The CFO has become a key advisor to the board. With the introduction of big-data, top level management is drowning in information. CFOs need to deliver information effectively to be able to influence those around them. The CFO directly or indirectly deals with every department in an organization. With that said, there are some relationships on the modern board that CFOs will need to nurture.
Head of HR
The people that work within a company are its major asset. In the majority of companies, people are also the largest expense. An EY study found that companies with a high level of collaboration between HR and finance departments experience an increase of 10 percent or more in operational cash flow. Richard Branson states that “by putting the employee first, the customer effectively comes first by default, and in the end, the shareholder comes first by default as well.”
The relationship between the CFO and the CHRO (Chief Human Resources Officer) is the meeting of the ‘numbers-focused,’ and the ‘people-focused’ person. Traditionally, these two character types would not ‘mingle,’ but for today’s CFO, it is an essential relationship between cost and performance.
The CFO usually holds the responsibility of allocating resources within the finance team. However, it is often the role of the HR department to hire and nurture employees to ensure that they reach their full potential for the team and the organization as a whole.
While the relationship between the CFO and the Head of HR seems to be a logical and important one, the relationship was not previously always as strong. Human capital can be harder to measure and predict than a company’s physical assets as employees have their own character. Among the CFOs and CHROs surveyed for a study, 80% say that their relationship has become more collaborative over the past three years.

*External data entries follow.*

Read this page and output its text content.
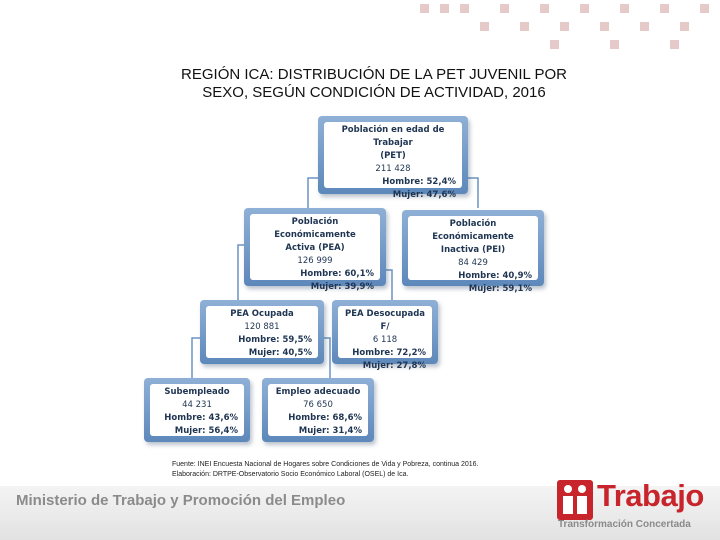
REGIÓN ICA: DISTRIBUCIÓN DE LA PET JUVENIL POR
SEXO, SEGÚN CONDICIÓN DE ACTIVIDAD, 2016
Población en edad de Trabajar
(PET)
211 428
Hombre: 52,4%
Mujer: 47,6%
Población Económicamente
Activa (PEA)
126 999
Hombre: 60,1%
Mujer: 39,9%
Población Económicamente
Inactiva (PEI)
84 429
Hombre: 40,9%
Mujer: 59,1%
PEA Ocupada
120 881
Hombre: 59,5%
Mujer: 40,5%
PEA Desocupada F/
6 118
Hombre: 72,2%
Mujer: 27,8%
Subempleado
44 231
Hombre: 43,6%
Mujer: 56,4%
Empleo adecuado
76 650
Hombre: 68,6%
Mujer: 31,4%
Fuente: INEI Encuesta Nacional de Hogares sobre Condiciones de Vida y Pobreza, continua 2016.
Elaboración: DRTPE-Observatorio Socio Económico Laboral (OSEL) de Ica.
Ministerio de Trabajo y Promoción del Empleo	Trabajo
Transformación Concertada
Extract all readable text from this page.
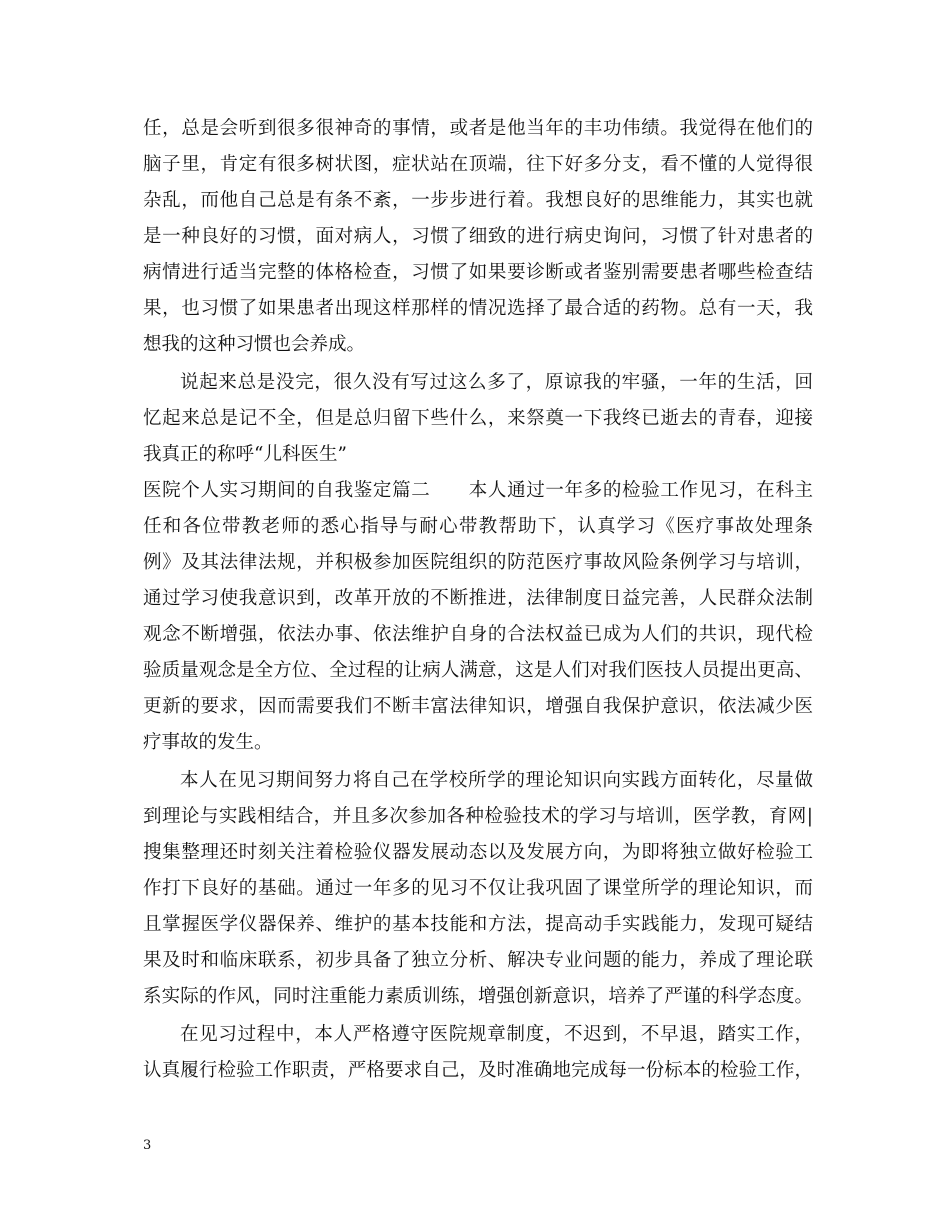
任，总是会听到很多很神奇的事情，或者是他当年的丰功伟绩。我觉得在他们的
脑子里，肯定有很多树状图，症状站在顶端，往下好多分支，看不懂的人觉得很
杂乱，而他自己总是有条不紊，一步步进行着。我想良好的思维能力，其实也就
是一种良好的习惯，面对病人，习惯了细致的进行病史询问，习惯了针对患者的
病情进行适当完整的体格检查，习惯了如果要诊断或者鉴别需要患者哪些检查结
果，也习惯了如果患者出现这样那样的情况选择了最合适的药物。总有一天，我
想我的这种习惯也会养成。
说起来总是没完，很久没有写过这么多了，原谅我的牢骚，一年的生活，回
忆起来总是记不全，但是总归留下些什么，来祭奠一下我终已逝去的青春，迎接
我真正的称呼“儿科医生”
医院个人实习期间的自我鉴定篇二　　本人通过一年多的检验工作见习，在科主
任和各位带教老师的悉心指导与耐心带教帮助下，认真学习《医疗事故处理条
例》及其法律法规，并积极参加医院组织的防范医疗事故风险条例学习与培训，
通过学习使我意识到，改革开放的不断推进，法律制度日益完善，人民群众法制
观念不断增强，依法办事、依法维护自身的合法权益已成为人们的共识，现代检
验质量观念是全方位、全过程的让病人满意，这是人们对我们医技人员提出更高、
更新的要求，因而需要我们不断丰富法律知识，增强自我保护意识，依法减少医
疗事故的发生。
本人在见习期间努力将自己在学校所学的理论知识向实践方面转化，尽量做
到理论与实践相结合，并且多次参加各种检验技术的学习与培训，医学教，育网|
搜集整理还时刻关注着检验仪器发展动态以及发展方向，为即将独立做好检验工
作打下良好的基础。通过一年多的见习不仅让我巩固了课堂所学的理论知识，而
且掌握医学仪器保养、维护的基本技能和方法，提高动手实践能力，发现可疑结
果及时和临床联系，初步具备了独立分析、解决专业问题的能力，养成了理论联
系实际的作风，同时注重能力素质训练，增强创新意识，培养了严谨的科学态度。
在见习过程中，本人严格遵守医院规章制度，不迟到，不早退，踏实工作，
认真履行检验工作职责，严格要求自己，及时准确地完成每一份标本的检验工作，
3
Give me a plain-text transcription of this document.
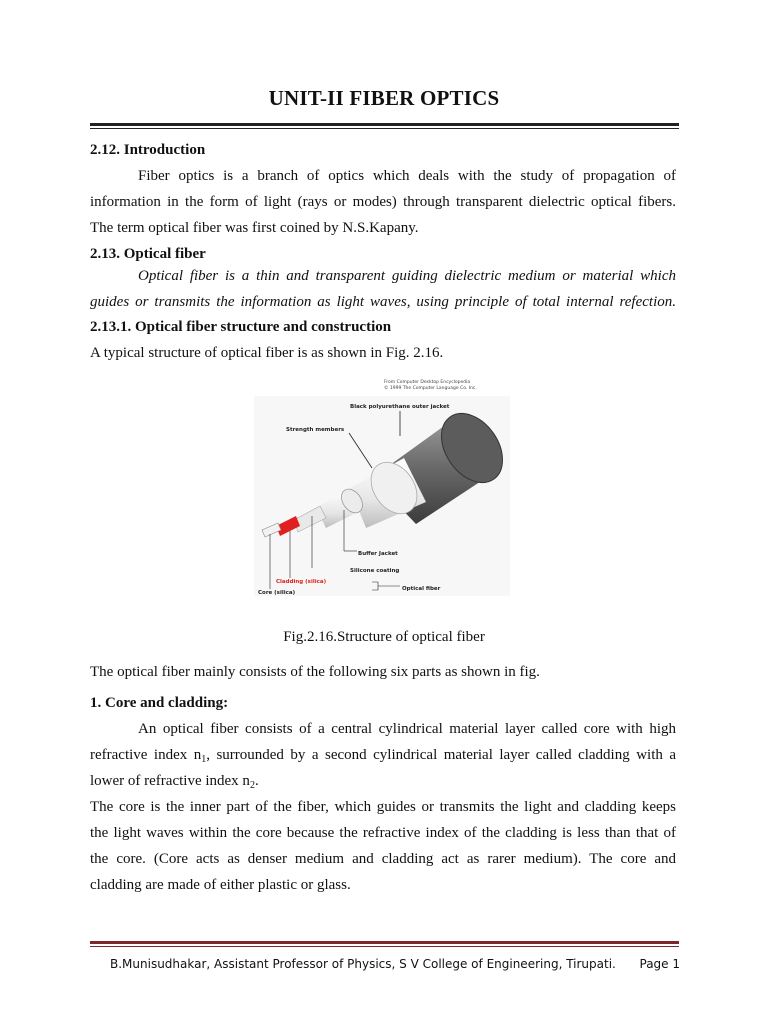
UNIT-II FIBER OPTICS
2.12. Introduction
Fiber optics is a branch of optics which deals with the study of propagation of
information in the form of light (rays or modes) through transparent dielectric optical fibers.
The term optical fiber was first coined by N.S.Kapany.
2.13. Optical fiber
Optical fiber is a thin and transparent guiding dielectric medium or material which
guides or transmits the information as light waves, using principle of total internal refection.
2.13.1. Optical fiber structure and construction
A typical structure of optical fiber is as shown in Fig. 2.16.
From Computer Desktop Encyclopedia
© 1999 The Computer Language Co. Inc.
Black polyurethane outer jacket
Strength members
Buffer Jacket
Silicone coating
Cladding (silica)
Core (silica)
Optical fiber
Fig.2.16.Structure of optical fiber
The optical fiber mainly consists of the following six parts as shown in fig.
1. Core and cladding:
An optical fiber consists of a central cylindrical material layer called core with high
refractive index $n_1$, surrounded by a second cylindrical material layer called cladding with a
lower of refractive index $n_2$.
The core is the inner part of the fiber, which guides or transmits the light and cladding keeps
the light waves within the core because the refractive index of the cladding is less than that of
the core. (Core acts as denser medium and cladding act as rarer medium). The core and
cladding are made of either plastic or glass.
B.Munisudhakar, Assistant Professor of Physics, S V College of Engineering, Tirupati. Page 1
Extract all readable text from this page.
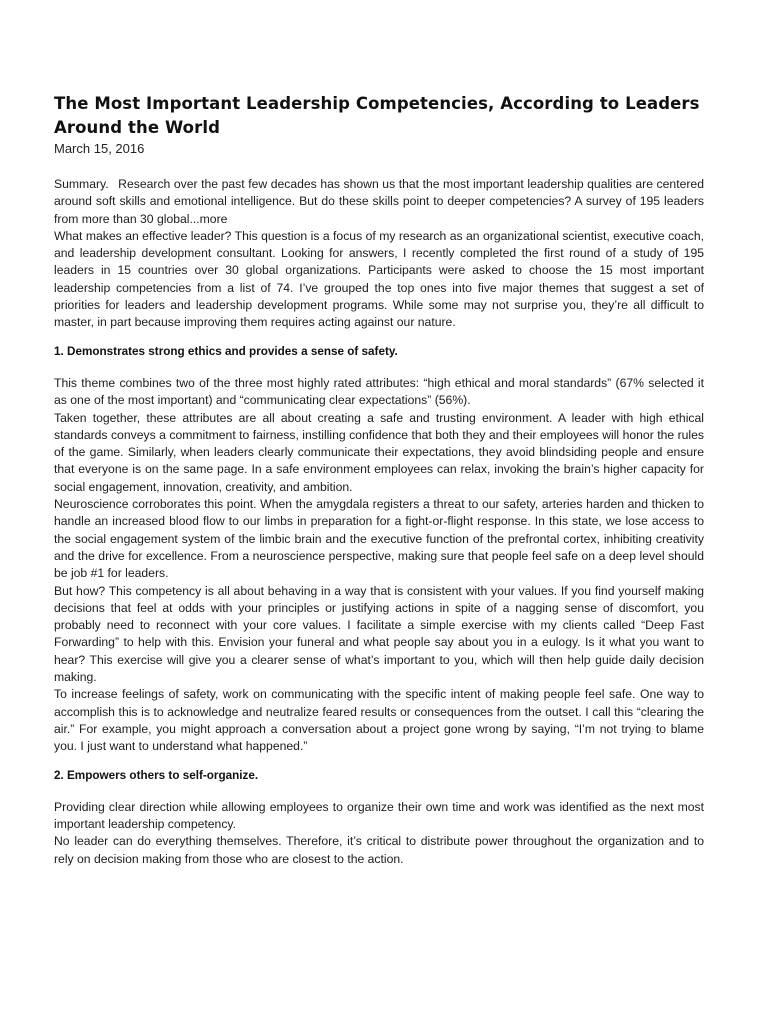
The Most Important Leadership Competencies, According to Leaders Around the World

March 15, 2016

Summary. Research over the past few decades has shown us that the most important leadership qualities are centered around soft skills and emotional intelligence. But do these skills point to deeper competencies? A survey of 195 leaders from more than 30 global...more

What makes an effective leader? This question is a focus of my research as an organizational scientist, executive coach, and leadership development consultant. Looking for answers, I recently completed the first round of a study of 195 leaders in 15 countries over 30 global organizations. Participants were asked to choose the 15 most important leadership competencies from a list of 74. I’ve grouped the top ones into five major themes that suggest a set of priorities for leaders and leadership development programs. While some may not surprise you, they’re all difficult to master, in part because improving them requires acting against our nature.

1. Demonstrates strong ethics and provides a sense of safety.

This theme combines two of the three most highly rated attributes: “high ethical and moral standards” (67% selected it as one of the most important) and “communicating clear expectations” (56%).

Taken together, these attributes are all about creating a safe and trusting environment. A leader with high ethical standards conveys a commitment to fairness, instilling confidence that both they and their employees will honor the rules of the game. Similarly, when leaders clearly communicate their expectations, they avoid blindsiding people and ensure that everyone is on the same page. In a safe environment employees can relax, invoking the brain’s higher capacity for social engagement, innovation, creativity, and ambition.

Neuroscience corroborates this point. When the amygdala registers a threat to our safety, arteries harden and thicken to handle an increased blood flow to our limbs in preparation for a fight-or-flight response. In this state, we lose access to the social engagement system of the limbic brain and the executive function of the prefrontal cortex, inhibiting creativity and the drive for excellence. From a neuroscience perspective, making sure that people feel safe on a deep level should be job #1 for leaders.

But how? This competency is all about behaving in a way that is consistent with your values. If you find yourself making decisions that feel at odds with your principles or justifying actions in spite of a nagging sense of discomfort, you probably need to reconnect with your core values. I facilitate a simple exercise with my clients called “Deep Fast Forwarding” to help with this. Envision your funeral and what people say about you in a eulogy. Is it what you want to hear? This exercise will give you a clearer sense of what’s important to you, which will then help guide daily decision making.

To increase feelings of safety, work on communicating with the specific intent of making people feel safe. One way to accomplish this is to acknowledge and neutralize feared results or consequences from the outset. I call this “clearing the air.” For example, you might approach a conversation about a project gone wrong by saying, “I’m not trying to blame you. I just want to understand what happened.”

2. Empowers others to self-organize.

Providing clear direction while allowing employees to organize their own time and work was identified as the next most important leadership competency.

No leader can do everything themselves. Therefore, it’s critical to distribute power throughout the organization and to rely on decision making from those who are closest to the action.
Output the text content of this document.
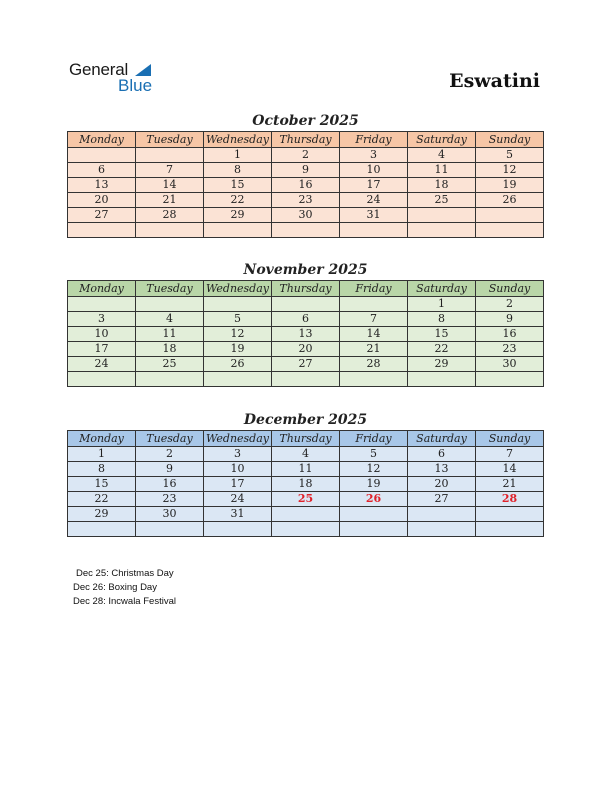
General
Blue	Eswatini
October 2025
Monday	Tuesday	Wednesday	Thursday	Friday	Saturday	Sunday
		1	2	3	4	5
6	7	8	9	10	11	12
13	14	15	16	17	18	19
20	21	22	23	24	25	26
27	28	29	30	31		

November 2025
Monday	Tuesday	Wednesday	Thursday	Friday	Saturday	Sunday
					1	2
3	4	5	6	7	8	9
10	11	12	13	14	15	16
17	18	19	20	21	22	23
24	25	26	27	28	29	30

December 2025
Monday	Tuesday	Wednesday	Thursday	Friday	Saturday	Sunday
1	2	3	4	5	6	7
8	9	10	11	12	13	14
15	16	17	18	19	20	21
22	23	24	25	26	27	28
29	30	31				

Dec 25: Christmas Day
Dec 26: Boxing Day
Dec 28: Incwala Festival
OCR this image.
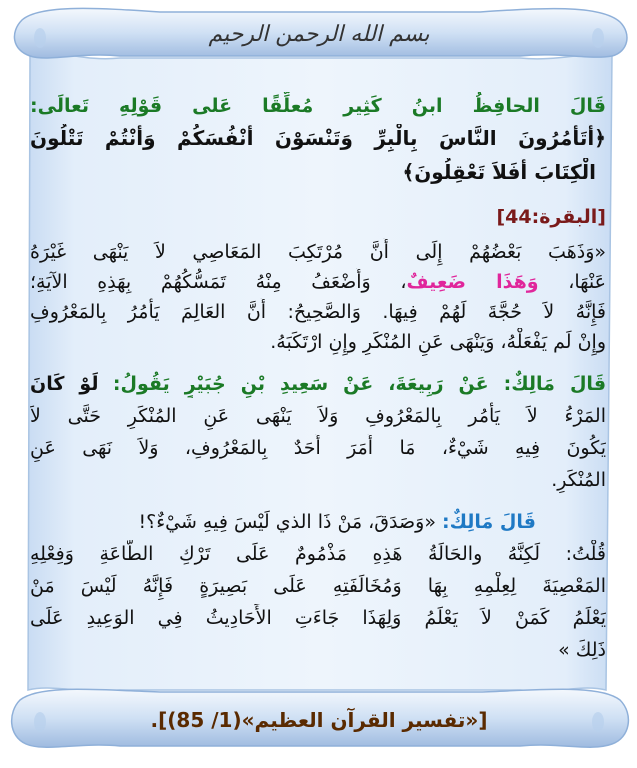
بسم الله الرحمن الرحيم
قَالَ الحافِظُ ابنُ كَثِير مُعلِّقًا عَلى قَوْلِهِ تَعالَى:
﴿أَتَأْمُرُونَ النَّاسَ بِالْبِرِّ وَتَنْسَوْنَ أَنْفُسَكُمْ وَأَنْتُمْ تَتْلُونَ
الْكِتَابَ أَفَلاَ تَعْقِلُونَ﴾
[البقرة:44]
«وَذَهَبَ بَعْضُهُمْ إِلَى أَنَّ مُرْتَكِبَ المَعَاصِي لاَ يَنْهَى غَيْرَهُ
عَنْهَا، وَهَذَا ضَعِيفٌ، وَأَضْعَفُ مِنْهُ تَمَسُّكُهُمْ بِهَذِهِ الآيَةِ؛
فَإِنَّهُ لاَ حُجَّةَ لَهُمْ فِيهَا. وَالصَّحِيحُ: أَنَّ العَالِمَ يَأْمُرُ بِالمَعْرُوفِ
وإِنْ لَم يَفْعَلْهُ، وَيَنْهَى عَنِ المُنْكَرِ وإِنِ ارْتَكَبَهُ.
قَالَ مَالِكٌ: عَنْ رَبِيعَةَ، عَنْ سَعِيدِ بْنِ جُبَيْرٍ يَقُولُ: لَوْ كَانَ
المَرْءُ لاَ يَأْمُر بِالمَعْرُوفِ وَلاَ يَنْهَى عَنِ المُنْكَرِ حَتَّى لاَ
يَكُونَ فِيهِ شَيْءٌ، مَا أَمَرَ أَحَدٌ بِالمَعْرُوفِ، وَلاَ نَهَى عَنِ
المُنْكَرِ.
قَالَ مَالِكٌ: «وَصَدَقَ، مَنْ ذَا الذي لَيْسَ فِيهِ شَيْءٌ؟!
قُلْتُ: لَكِنَّهُ والحَالَةُ هَذِهِ مَذْمُومٌ عَلَى تَرْكِ الطَّاعَةِ وَفِعْلِهِ
المَعْصِيَةَ لِعِلْمِهِ بِهَا وَمُخَالَفَتِهِ عَلَى بَصِيرَةٍ فَإِنَّهُ لَيْسَ مَنْ
يَعْلَمُ كَمَنْ لاَ يَعْلَمُ وَلِهَذَا جَاءَتِ الأَحَادِيثُ فِي الوَعِيدِ عَلَى
ذَلِكَ »
[«تفسير القرآن العظيم»(1/ 85)].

As business models are continuously adapting, the CFO is tasked with ensuring that the finances are available for the evolution. Where the CEO provides high-level strategy and vision, the CFO has to deliver the strategy and ensure that the correct resources are allocated. The CFO needs to work with peers and middle-level management who will then delegate ever further throughout the organization.
In a recent survey by Russel Reynolds Associates, 82% of CFOs surveyed gave their CEO high marks for overall effectiveness. Furthermore, the vast majority of CFOs said they trusted their CEOs. These stats prove that current relationships are strong which has positive impacts on a strategic and personal level. The CFO and CEO need to be strategically aligned and for this to happen there needs to be an open line of communication and a relationship that allows for healthy debate.
The CFO/CIO relationship is more modern than others. The explosion of big data has forced the two parties to grow closer and become more collaborative. A study by EY found that 61% of CFOs report increased collaboration in the last three years. Furthermore, 71% have had an increased involvement in the IT agenda in the last three years.
Technology offers opportunities for companies to improve processes and save costs and resources. However, investments in technology that enable the corporate strategy introduce major dangers to the organization. Dangers such as cyber security and data privacy concerns, are forcing CFOs and CIOs to work together more so than ever before.
A global research study into the changing role of the CMO found that 63% of CFOs report increased involvement in marketing.
There are a number of reasons for a CFO to collaborate with marketing, and in particular, the CMO. As an organization adapts its business model, their marketing strategy needs to reflect these changes. Similarly, when new products or services are being introduced to market, a marketing strategy will need to be implemented to enable a successful launch. Elements of these marketing strategies, including paid advertising, email and social media marketing will all need some budget to be allocated. This resource allocation requires collaboration between the CFO and CMO.
In today’s digital world it can be a lot easier for companies to take advantage of new markets/divisions. A strong finance-marketing relationship can ensure that businesses can capitalize on these opportunities and gain a first-mover advantage. Whereas a complex or poor relationship could lead to missed opportunities and the business being left behind by competitors.
The traditional ‘solely number-focused’ CFO is a thing of the past. The modern CFO needs to be a strong communicator and must be able to develop and maintain relationships with people throughout an organization. As the CFO becomes a key advisor to the CEO and the board, they need to influence those around them. Oracle’s ‘The CFO as Catalyst for Change’ report states that over 70% of CFOs say that their overall level of strategic influence has increased over the past three years.
“A savvy CFO will need to construct and test his or her own hypotheses of “wants” and “don’t wants” through a series of conversations directly with stakeholders or indirectly with his or her peers.”